BRUSSELS (Reuters) - European Union foreign policy chief Federica Mogherini wants the EU to consider sending soldiers to Libya to back up a potential national unity government but the plan has met with skepticism from EU governments worried about the risks.
EU foreign ministers meeting in Brussels on Monday will discuss whether to authorize Mogherini to draw up proposals for a possible mission to Libya in the event U.N.-brokered talks to resolve a political crisis there bear fruit.
Libya has descended into chaos, with two rival governments and armed factions battling for power and oil wealth.
Mogherini has floated the idea of the 28-nation EU sending a team to Libya to monitor a ceasefire or to protect airports and other infrastructure if the talks led by U.N. envoy Bernardino Leon succeed. She has also suggested EU ships could help police an arms embargo.
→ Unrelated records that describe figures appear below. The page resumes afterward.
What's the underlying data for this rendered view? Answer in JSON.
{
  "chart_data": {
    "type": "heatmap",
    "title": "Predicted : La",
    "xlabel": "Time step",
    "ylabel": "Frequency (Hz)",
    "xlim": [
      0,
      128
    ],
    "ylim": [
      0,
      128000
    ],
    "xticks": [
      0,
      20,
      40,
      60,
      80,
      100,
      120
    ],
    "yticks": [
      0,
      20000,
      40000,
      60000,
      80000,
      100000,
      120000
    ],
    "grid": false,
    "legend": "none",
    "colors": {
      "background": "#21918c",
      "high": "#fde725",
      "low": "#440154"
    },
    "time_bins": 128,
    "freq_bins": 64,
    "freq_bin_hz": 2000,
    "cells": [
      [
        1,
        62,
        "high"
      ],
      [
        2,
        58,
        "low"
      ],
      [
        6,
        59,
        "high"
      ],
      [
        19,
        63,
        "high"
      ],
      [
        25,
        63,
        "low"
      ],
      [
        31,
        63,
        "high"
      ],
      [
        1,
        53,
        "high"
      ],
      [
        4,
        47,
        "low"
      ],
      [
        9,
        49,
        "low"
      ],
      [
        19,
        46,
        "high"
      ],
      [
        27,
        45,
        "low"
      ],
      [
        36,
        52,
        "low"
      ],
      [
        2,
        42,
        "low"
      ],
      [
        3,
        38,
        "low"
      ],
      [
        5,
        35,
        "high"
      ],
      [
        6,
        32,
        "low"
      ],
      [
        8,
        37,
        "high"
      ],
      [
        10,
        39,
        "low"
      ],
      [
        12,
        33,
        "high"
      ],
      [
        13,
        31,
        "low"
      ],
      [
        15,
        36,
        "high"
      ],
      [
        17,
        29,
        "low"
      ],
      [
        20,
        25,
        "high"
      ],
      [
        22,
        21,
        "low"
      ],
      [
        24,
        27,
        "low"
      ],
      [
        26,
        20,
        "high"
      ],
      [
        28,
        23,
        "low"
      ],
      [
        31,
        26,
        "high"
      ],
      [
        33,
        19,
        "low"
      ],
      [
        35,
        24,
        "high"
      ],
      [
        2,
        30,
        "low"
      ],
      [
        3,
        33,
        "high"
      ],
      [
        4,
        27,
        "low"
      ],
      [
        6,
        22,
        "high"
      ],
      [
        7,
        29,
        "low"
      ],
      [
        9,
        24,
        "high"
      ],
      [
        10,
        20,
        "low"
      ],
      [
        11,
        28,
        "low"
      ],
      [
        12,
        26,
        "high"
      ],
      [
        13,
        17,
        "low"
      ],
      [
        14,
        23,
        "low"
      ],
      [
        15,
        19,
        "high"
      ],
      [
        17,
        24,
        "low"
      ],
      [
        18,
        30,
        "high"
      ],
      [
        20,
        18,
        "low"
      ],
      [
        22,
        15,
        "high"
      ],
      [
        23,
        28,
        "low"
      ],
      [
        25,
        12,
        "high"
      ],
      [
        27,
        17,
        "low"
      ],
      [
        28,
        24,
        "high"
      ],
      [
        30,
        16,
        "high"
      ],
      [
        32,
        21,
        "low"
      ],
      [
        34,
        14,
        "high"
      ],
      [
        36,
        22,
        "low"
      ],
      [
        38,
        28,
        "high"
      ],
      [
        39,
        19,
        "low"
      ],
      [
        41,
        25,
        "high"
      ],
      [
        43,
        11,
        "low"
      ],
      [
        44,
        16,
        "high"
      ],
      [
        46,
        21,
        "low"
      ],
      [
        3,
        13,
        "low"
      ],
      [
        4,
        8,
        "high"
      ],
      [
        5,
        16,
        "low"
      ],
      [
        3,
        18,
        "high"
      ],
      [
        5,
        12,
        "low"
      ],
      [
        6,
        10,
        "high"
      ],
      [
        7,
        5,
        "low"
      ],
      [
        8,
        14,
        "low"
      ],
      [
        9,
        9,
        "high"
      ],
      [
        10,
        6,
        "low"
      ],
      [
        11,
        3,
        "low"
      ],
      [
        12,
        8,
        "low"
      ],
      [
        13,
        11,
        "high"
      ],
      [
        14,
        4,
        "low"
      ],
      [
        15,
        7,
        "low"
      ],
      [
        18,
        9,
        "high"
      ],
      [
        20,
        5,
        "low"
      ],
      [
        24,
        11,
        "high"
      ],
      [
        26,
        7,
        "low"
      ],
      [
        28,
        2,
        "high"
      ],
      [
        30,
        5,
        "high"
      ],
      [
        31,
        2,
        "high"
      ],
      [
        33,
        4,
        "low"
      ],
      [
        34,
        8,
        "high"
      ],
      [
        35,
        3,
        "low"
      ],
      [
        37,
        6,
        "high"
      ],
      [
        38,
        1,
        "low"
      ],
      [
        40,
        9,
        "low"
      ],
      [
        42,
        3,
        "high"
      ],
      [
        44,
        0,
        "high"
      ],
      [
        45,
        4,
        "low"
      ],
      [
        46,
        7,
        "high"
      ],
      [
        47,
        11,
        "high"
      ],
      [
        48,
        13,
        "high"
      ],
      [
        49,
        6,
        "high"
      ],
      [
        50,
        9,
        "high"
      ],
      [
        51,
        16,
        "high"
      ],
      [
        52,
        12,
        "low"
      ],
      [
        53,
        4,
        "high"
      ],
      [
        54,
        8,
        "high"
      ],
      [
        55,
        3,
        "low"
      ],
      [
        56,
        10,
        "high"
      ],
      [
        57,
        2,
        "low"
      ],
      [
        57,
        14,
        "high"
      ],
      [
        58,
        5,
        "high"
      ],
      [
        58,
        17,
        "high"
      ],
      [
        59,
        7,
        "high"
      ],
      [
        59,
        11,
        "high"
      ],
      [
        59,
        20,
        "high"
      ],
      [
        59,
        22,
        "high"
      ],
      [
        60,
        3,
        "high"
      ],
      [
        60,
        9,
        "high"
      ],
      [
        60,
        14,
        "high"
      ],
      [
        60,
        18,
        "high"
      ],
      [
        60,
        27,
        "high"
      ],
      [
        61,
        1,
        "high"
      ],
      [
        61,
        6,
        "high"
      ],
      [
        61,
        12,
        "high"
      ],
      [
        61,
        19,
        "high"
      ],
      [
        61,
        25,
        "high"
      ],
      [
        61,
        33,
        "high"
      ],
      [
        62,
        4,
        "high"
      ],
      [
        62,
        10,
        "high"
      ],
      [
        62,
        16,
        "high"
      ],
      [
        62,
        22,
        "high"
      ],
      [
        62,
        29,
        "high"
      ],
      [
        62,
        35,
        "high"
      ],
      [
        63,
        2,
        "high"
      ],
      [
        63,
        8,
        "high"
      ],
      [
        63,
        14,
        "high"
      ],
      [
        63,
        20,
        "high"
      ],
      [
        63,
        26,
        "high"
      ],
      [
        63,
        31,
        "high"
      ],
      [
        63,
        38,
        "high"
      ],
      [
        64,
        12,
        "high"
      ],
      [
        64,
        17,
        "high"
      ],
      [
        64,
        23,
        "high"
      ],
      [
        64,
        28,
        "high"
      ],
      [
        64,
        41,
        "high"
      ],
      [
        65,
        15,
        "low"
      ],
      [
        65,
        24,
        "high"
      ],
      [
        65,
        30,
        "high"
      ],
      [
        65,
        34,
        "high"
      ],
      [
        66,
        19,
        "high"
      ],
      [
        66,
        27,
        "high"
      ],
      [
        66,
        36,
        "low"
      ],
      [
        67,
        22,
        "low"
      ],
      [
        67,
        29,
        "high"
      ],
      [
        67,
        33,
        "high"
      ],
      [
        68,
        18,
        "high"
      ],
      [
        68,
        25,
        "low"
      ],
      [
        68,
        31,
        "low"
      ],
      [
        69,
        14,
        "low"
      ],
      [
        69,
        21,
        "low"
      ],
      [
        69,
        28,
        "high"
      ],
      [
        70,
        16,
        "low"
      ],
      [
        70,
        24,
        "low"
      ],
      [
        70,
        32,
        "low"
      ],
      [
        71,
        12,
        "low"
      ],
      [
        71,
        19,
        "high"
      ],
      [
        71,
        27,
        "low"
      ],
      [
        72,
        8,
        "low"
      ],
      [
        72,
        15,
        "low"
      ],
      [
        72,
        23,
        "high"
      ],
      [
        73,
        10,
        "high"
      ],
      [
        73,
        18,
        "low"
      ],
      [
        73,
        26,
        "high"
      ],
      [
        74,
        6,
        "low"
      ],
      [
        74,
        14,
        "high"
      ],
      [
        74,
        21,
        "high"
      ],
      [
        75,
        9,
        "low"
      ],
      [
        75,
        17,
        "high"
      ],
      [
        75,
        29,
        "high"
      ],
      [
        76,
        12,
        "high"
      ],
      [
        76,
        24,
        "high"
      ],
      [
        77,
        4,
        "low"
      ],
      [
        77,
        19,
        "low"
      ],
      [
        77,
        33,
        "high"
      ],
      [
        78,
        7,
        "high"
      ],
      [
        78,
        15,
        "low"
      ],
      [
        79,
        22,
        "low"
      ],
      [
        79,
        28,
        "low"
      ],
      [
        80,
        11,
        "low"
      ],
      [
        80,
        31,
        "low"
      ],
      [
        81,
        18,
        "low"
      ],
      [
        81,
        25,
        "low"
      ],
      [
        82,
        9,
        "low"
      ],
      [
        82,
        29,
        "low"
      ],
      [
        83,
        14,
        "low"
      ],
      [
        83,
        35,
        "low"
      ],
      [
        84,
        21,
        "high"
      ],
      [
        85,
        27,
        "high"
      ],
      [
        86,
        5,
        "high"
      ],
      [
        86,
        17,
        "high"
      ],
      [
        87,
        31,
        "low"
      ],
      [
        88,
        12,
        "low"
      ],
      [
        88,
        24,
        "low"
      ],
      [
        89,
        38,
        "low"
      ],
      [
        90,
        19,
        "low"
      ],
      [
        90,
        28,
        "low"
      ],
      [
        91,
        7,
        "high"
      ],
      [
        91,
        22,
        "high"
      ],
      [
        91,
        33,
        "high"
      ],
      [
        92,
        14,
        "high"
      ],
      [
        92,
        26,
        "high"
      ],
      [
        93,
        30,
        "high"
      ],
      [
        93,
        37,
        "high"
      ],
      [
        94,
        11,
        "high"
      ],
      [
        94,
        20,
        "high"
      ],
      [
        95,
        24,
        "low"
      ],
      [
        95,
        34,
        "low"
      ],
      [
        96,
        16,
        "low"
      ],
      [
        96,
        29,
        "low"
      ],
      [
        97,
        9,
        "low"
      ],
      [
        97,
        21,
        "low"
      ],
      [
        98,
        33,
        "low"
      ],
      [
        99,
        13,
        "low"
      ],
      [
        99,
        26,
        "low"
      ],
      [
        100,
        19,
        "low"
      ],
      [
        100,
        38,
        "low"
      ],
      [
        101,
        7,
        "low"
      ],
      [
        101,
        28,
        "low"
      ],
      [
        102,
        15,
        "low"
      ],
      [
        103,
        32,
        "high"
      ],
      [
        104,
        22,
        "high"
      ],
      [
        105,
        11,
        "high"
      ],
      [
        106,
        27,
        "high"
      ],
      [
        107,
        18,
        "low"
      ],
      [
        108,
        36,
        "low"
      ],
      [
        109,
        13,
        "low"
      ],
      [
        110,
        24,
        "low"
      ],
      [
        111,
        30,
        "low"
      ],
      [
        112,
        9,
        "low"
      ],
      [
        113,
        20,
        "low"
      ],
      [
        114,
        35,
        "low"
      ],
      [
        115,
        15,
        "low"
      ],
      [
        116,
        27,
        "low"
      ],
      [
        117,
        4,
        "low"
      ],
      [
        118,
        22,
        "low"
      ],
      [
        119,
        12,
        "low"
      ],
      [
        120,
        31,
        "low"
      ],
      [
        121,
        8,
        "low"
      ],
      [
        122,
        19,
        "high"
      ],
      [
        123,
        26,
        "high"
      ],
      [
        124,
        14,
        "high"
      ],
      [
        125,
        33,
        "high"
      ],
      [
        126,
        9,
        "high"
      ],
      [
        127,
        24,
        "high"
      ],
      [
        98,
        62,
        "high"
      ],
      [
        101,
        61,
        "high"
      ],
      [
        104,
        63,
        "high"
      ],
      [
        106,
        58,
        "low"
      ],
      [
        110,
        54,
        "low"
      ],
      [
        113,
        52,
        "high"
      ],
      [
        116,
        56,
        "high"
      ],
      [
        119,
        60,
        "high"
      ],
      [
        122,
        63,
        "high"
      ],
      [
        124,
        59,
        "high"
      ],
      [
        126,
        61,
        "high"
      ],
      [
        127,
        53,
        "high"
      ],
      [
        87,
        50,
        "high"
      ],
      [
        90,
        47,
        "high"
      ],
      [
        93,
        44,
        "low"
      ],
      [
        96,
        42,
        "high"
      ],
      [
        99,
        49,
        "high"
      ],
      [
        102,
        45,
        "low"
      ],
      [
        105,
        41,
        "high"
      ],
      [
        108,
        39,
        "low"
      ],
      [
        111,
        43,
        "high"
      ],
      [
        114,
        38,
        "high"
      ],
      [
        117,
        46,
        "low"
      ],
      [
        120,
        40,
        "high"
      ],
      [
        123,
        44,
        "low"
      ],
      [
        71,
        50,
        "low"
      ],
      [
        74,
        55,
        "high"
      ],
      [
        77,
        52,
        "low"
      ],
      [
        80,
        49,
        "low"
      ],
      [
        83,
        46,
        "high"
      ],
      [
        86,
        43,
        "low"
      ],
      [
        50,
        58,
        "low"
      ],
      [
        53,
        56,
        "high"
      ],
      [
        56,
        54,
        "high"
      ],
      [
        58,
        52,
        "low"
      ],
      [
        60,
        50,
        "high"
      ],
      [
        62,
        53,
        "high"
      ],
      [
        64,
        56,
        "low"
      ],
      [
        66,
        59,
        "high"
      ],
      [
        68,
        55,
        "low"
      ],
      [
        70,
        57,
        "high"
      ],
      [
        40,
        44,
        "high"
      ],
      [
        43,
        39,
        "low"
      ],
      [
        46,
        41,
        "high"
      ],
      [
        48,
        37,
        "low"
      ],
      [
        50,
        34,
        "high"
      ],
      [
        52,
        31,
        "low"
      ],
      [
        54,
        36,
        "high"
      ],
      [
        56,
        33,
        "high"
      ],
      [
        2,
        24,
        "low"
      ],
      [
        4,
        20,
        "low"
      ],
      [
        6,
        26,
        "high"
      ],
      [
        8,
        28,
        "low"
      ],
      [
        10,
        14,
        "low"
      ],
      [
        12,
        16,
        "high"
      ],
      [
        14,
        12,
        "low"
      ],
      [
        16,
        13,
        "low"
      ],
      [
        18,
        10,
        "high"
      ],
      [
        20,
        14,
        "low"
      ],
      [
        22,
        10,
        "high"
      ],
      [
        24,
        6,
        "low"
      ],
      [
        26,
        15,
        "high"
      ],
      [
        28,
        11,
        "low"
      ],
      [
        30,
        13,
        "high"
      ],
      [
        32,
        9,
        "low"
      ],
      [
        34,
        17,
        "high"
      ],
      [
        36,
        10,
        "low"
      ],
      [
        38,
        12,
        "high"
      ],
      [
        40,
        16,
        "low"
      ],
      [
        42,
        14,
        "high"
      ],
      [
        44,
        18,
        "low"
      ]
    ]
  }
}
EU diplomats said Mogherini’s plans would necessarily entail sending some European soldiers to Libya, where Islamic State militants have established a presence.
A senior EU official said the bloc could consider sending both military and civilian teams - soldiers to protect the government and civilians to help with counter-terrorism and other areas.
Diplomats from several member states were wary about being rushed into a decision.
“We’d like to see an agreement first ... and we’d like to see the detail of an ask from the U.N. before we start committing ourselves politically to planning operations which would be risky and which would bring us into an extraordinarily volatile country,” said one diplomat, speaking on condition of anonymity.
Ministers were likely to back a statement on Monday asking Mogherini to present proposals as soon as possible on a potential EU mission to Libya, but it would contain no specifics, the diplomat said.
Italy, Mogherini’s home country, and France want the EU to act to stop the chaos in Libya. Italy is struggling to cope with a wave of migrants, many of whom set off from Libya to cross the Mediterranean in rickety boats.
The EU has sent military or civilian teams to help a number of countries recover from conflicts. The bloc sent border security experts to Libya in 2013 but they were forced to move to Tunisia a year later.
A new EU mission would require both a request from Libya and a mandate from the U.N. Security Council, where support from veto-wielding Russia and China could not be taken for granted, diplomats said.